Q1: Possible values are -1 and 0. 0 is chosen.

Q2: Loop over all rows of PLAYBACK, and evaluate the WHERE condition, including the subquery, for each row of PLAYBACK. Both SESSION_ID values in PLAYBACK are valid results of ANY_VALUE(SESSION_ID) in the inner query. The query is evaluated individually for each row, and there is no guarantee that the result will be the same in both evaluations. The observed result is an evaluation where SESSION_ID is indeed the value chosen for ANY_VALUE(SESSION_ID) for each row.

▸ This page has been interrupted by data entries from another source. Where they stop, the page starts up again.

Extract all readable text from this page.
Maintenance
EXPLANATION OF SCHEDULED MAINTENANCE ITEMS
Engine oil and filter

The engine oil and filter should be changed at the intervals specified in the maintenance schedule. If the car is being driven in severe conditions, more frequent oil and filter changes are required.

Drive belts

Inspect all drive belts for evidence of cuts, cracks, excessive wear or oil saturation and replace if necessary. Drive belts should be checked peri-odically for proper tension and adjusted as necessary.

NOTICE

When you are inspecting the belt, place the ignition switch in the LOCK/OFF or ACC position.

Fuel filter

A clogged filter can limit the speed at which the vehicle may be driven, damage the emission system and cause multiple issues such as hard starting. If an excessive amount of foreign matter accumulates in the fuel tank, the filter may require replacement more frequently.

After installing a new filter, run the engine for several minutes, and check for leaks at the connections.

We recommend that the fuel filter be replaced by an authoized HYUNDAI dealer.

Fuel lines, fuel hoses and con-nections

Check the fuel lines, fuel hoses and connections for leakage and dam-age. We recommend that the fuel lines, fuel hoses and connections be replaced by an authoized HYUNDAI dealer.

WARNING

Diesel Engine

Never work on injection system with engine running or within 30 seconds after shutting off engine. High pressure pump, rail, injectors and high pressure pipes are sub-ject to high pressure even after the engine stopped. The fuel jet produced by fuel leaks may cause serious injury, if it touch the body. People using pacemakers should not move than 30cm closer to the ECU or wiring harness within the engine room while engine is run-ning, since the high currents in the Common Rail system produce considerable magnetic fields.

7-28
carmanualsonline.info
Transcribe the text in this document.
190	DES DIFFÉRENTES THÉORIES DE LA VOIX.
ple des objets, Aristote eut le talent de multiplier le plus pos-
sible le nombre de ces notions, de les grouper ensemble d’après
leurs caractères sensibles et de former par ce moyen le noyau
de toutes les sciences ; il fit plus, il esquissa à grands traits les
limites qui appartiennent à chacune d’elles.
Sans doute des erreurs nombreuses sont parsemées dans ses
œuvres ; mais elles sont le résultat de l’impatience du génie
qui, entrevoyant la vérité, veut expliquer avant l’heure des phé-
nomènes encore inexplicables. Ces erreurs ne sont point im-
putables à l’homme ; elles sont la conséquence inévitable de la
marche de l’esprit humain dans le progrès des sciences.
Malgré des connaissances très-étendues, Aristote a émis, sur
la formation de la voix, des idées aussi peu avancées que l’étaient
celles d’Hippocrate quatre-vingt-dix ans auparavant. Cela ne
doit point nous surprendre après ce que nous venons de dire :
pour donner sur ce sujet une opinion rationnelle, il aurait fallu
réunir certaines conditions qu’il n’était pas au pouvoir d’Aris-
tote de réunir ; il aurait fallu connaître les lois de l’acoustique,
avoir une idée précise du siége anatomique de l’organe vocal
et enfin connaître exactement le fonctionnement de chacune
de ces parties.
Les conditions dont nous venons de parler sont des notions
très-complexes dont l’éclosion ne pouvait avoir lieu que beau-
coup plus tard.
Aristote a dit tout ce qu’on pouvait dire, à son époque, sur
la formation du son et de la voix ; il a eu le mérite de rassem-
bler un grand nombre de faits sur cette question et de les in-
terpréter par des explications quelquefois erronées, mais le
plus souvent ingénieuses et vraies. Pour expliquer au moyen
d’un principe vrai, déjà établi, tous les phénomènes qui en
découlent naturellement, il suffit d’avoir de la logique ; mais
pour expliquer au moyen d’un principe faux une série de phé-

Q3: Again, the subqueries are evaluated several times, and there is no guarantee that ANY_VALUE(SESSION_ID) returns the same value in all cases. The column named "SESSION_ID NOT IN Q1" is not actually checking against the column named "Q1", but against a re-evaluation of the query, which may return either -1 or 0.

The observed results may not be what was intended by the person who wrote the queries, but they are indeed valid interpretations of the queries. Therefore, I'm closing this as not a bug.